Gidday! I’m a long time friend and colleague of MAJs, visiting him here in Shenzhen today – just ducked over to here from Hong Kong in fact.

I’ve just been reading the exchange he’s been having with Conrad on one the threads below, the one about Bush’s speech. What a bloody bizarre conversation those two have been having! I mean, as I said, MAJ is an old friend of mine from way back, and as much as I reckon he’s a pretty fair dinkum bloke and all (he’s a bloody generous guy with his money – always happy to shout a round of drinks and all), but he does, I have to say, have a few bloody bizarre ideas hey! I mean, what’s all this stuff about bloody sexual metaphors used by Bush in his speech and all? And why is Conrad talking about his own penis, as if it was his best mate?

The both of them are bloody good arguers that’s for sure, and they’re both bloody bizarre too I reckon.
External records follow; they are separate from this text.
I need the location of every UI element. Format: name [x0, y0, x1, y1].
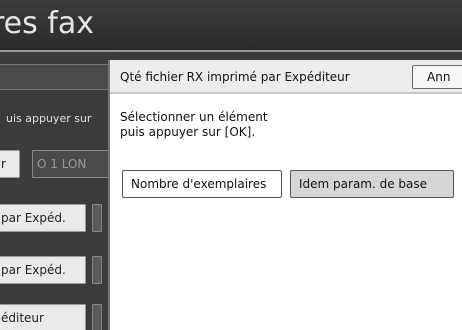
background-button-4[interactable]: par Expéd.	[0, 256, 86, 284]
background-button-2[interactable]: O 1 LON	[32, 150, 118, 178]
cancel-button[interactable]: Ann	[412, 65, 462, 89]
dialog-title: Qté fichier RX imprimé par Expéditeur	[120, 70, 350, 84]
dialog-header: Qté fichier RX imprimé par Expéditeur An…	[110, 60, 462, 94]
background-button-3-side[interactable]	[92, 204, 102, 232]
background-header-strip	[0, 64, 118, 90]
background-button-5-side[interactable]	[92, 304, 102, 330]
option-number-of-copies[interactable]: Nombre d'exemplaires	[122, 170, 282, 198]
title-bar: res fax	[0, 0, 462, 52]
background-button-5[interactable]: éditeur	[0, 304, 86, 330]
background-button-1[interactable]: r	[0, 150, 20, 178]
selection-dialog: Qté fichier RX imprimé par Expéditeur An…	[108, 60, 462, 330]
dialog-prompt: Sélectionner un élément puis appuyer sur…	[120, 110, 268, 139]
background-panel: uis appuyer sur r O 1 LON par Expéd. par…	[0, 54, 118, 330]
background-button-3[interactable]: par Expéd.	[0, 204, 86, 232]
option-same-as-default[interactable]: Idem param. de base	[290, 170, 454, 198]
background-button-4-side[interactable]	[92, 256, 102, 284]
screen-title: res fax	[0, 6, 94, 41]
background-instruction: uis appuyer sur	[6, 112, 92, 125]
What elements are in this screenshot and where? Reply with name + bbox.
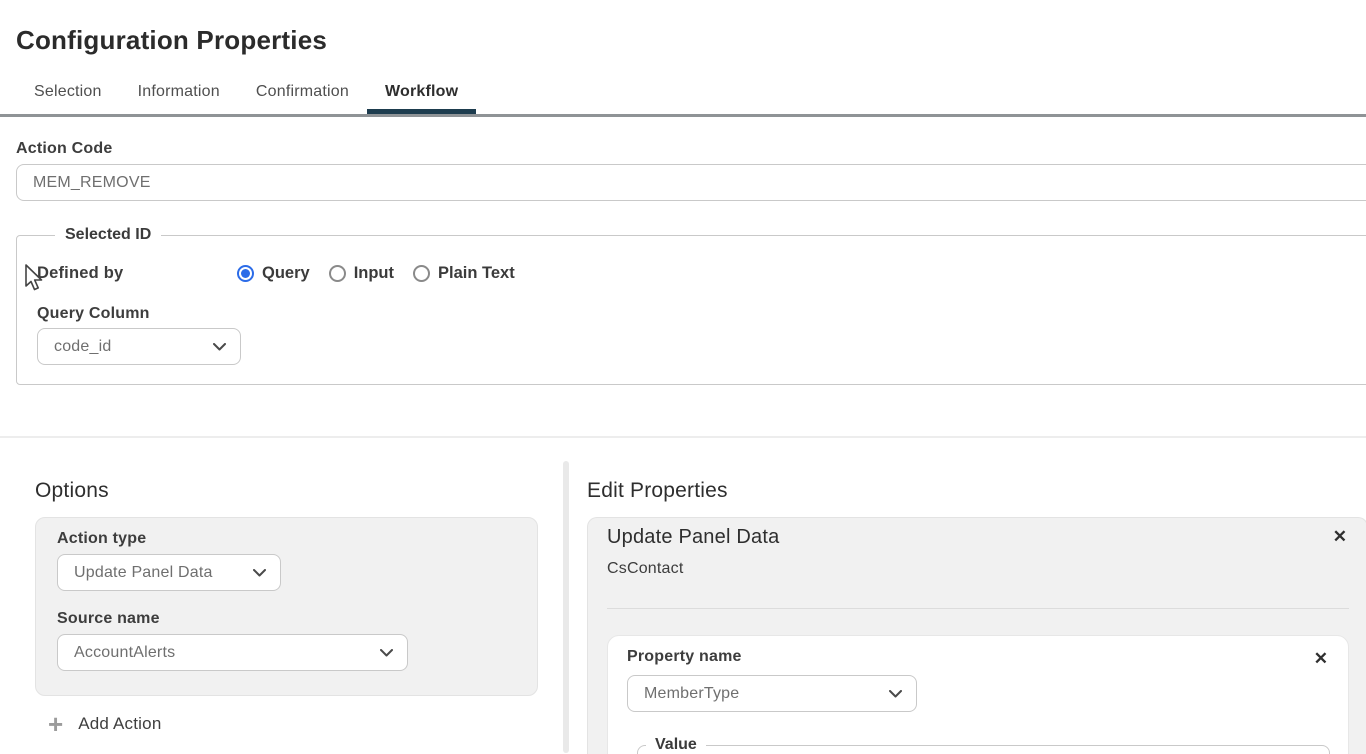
selected-id-fieldset: Selected ID Defined by Query Input Plain… <box>16 226 1366 385</box>
radio-option-query[interactable]: Query <box>237 264 310 283</box>
tab-confirmation[interactable]: Confirmation <box>238 74 367 114</box>
property-name-select-value: MemberType <box>644 685 739 703</box>
add-action-button[interactable]: + Add Action <box>35 713 563 735</box>
radio-label: Plain Text <box>438 264 515 283</box>
options-column: Options Action type Update Panel Data So… <box>0 438 563 753</box>
card-title: Update Panel Data <box>607 526 779 549</box>
property-card: Property name ✕ MemberType Value <box>607 635 1349 754</box>
action-type-select-value: Update Panel Data <box>74 564 213 582</box>
page-title: Configuration Properties <box>16 25 1366 56</box>
plus-icon: + <box>48 713 63 735</box>
tab-information[interactable]: Information <box>120 74 238 114</box>
action-code-label: Action Code <box>16 140 1366 158</box>
radio-icon <box>413 265 430 282</box>
value-fieldset: Value <box>637 736 1330 754</box>
action-type-label: Action type <box>57 530 517 548</box>
workflow-columns: Options Action type Update Panel Data So… <box>0 438 1366 753</box>
add-action-label: Add Action <box>78 714 161 734</box>
card-subtitle: CsContact <box>607 560 1349 578</box>
configuration-properties-page: Configuration Properties Selection Infor… <box>0 0 1366 754</box>
source-name-label: Source name <box>57 610 517 628</box>
property-card-header: Property name ✕ <box>627 648 1330 669</box>
radio-option-plain-text[interactable]: Plain Text <box>413 264 515 283</box>
property-name-select[interactable]: MemberType <box>627 675 917 712</box>
tab-selection[interactable]: Selection <box>16 74 120 114</box>
source-name-select[interactable]: AccountAlerts <box>57 634 408 671</box>
action-type-select[interactable]: Update Panel Data <box>57 554 281 591</box>
options-heading: Options <box>35 479 563 503</box>
card-header: Update Panel Data ✕ <box>607 526 1349 549</box>
close-icon[interactable]: ✕ <box>1312 648 1330 669</box>
radio-icon <box>329 265 346 282</box>
defined-by-radio-group: Query Input Plain Text <box>237 264 515 283</box>
defined-by-row: Defined by Query Input Plain Text <box>37 264 1366 283</box>
update-panel-data-card: Update Panel Data ✕ CsContact Property n… <box>587 517 1366 754</box>
query-column-select[interactable]: code_id <box>37 328 241 365</box>
chevron-down-icon <box>253 569 266 577</box>
value-legend: Value <box>646 736 706 754</box>
source-name-select-value: AccountAlerts <box>74 644 175 662</box>
chevron-down-icon <box>213 343 226 351</box>
radio-option-input[interactable]: Input <box>329 264 394 283</box>
radio-label: Input <box>354 264 394 283</box>
query-column-label: Query Column <box>37 305 1366 323</box>
tab-workflow[interactable]: Workflow <box>367 74 476 114</box>
edit-properties-column: Edit Properties Update Panel Data ✕ CsCo… <box>569 438 1366 753</box>
chevron-down-icon <box>889 690 902 698</box>
chevron-down-icon <box>380 649 393 657</box>
card-divider <box>607 608 1349 609</box>
query-column-select-value: code_id <box>54 338 111 356</box>
edit-properties-heading: Edit Properties <box>587 479 1366 503</box>
defined-by-label: Defined by <box>37 264 237 283</box>
close-icon[interactable]: ✕ <box>1331 526 1349 547</box>
action-code-input[interactable] <box>16 164 1366 201</box>
tab-bar: Selection Information Confirmation Workf… <box>0 74 1366 117</box>
selected-id-legend: Selected ID <box>55 226 161 244</box>
property-name-label: Property name <box>627 648 742 666</box>
action-options-card: Action type Update Panel Data Source nam… <box>35 517 538 696</box>
radio-icon <box>237 265 254 282</box>
radio-label: Query <box>262 264 310 283</box>
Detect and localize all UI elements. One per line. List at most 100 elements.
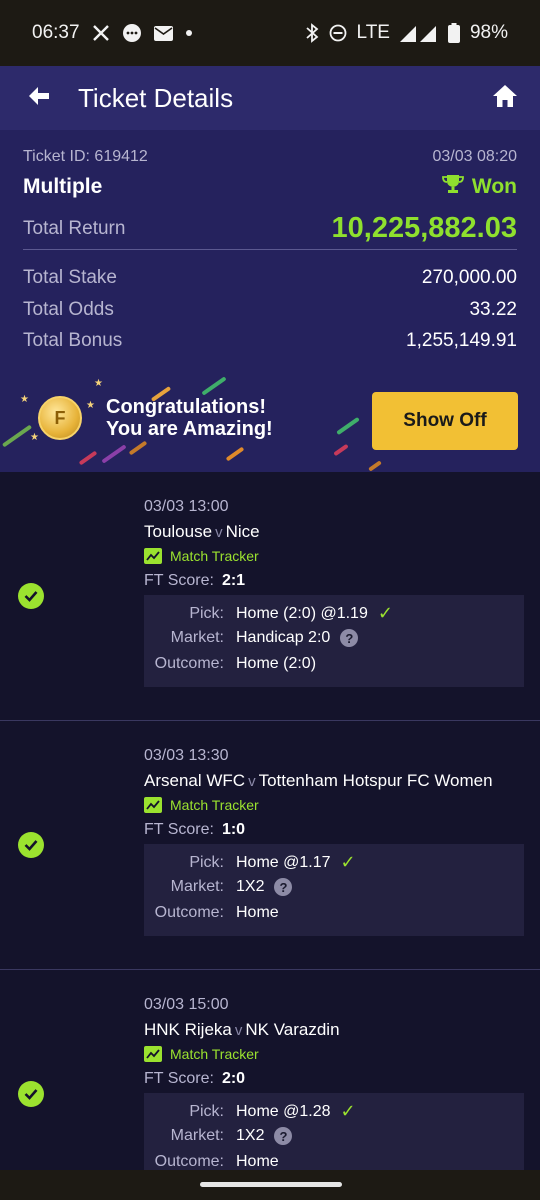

Conrad and MAJ. I bet Conrad’s one of them bloody Sagittarians too. MAJ is one them bloody archers too you know, always firing off shots with his bloody mouth.

Still, they’re good for a bit of a laugh, hey?

Better go quick now, before MAJ gets back from the loo.

Steve L.

July 1, 2005 @ 2:06 am | Comment

Dear All,

I’m sincerely sorry about the comments just posted above. Steve tends to be quite a prankster at times I’m afraid, especially when he is well enebriated, as he is at the moment.

Regards,
Mark Anthony Jones

July 1, 2005 @ 2:39 am | Comment

Texas is the dumbshit capitol of America.

Dear American Boy; You can fuck yourself, my pretty, and your little dog, too. Whichever village you came from needs to call its idiot home.

July 1, 2005 @ 8:44 am | Comment

Buford? or is that Cletus?You should’nt have sex with close family members.Even the Chinese know this.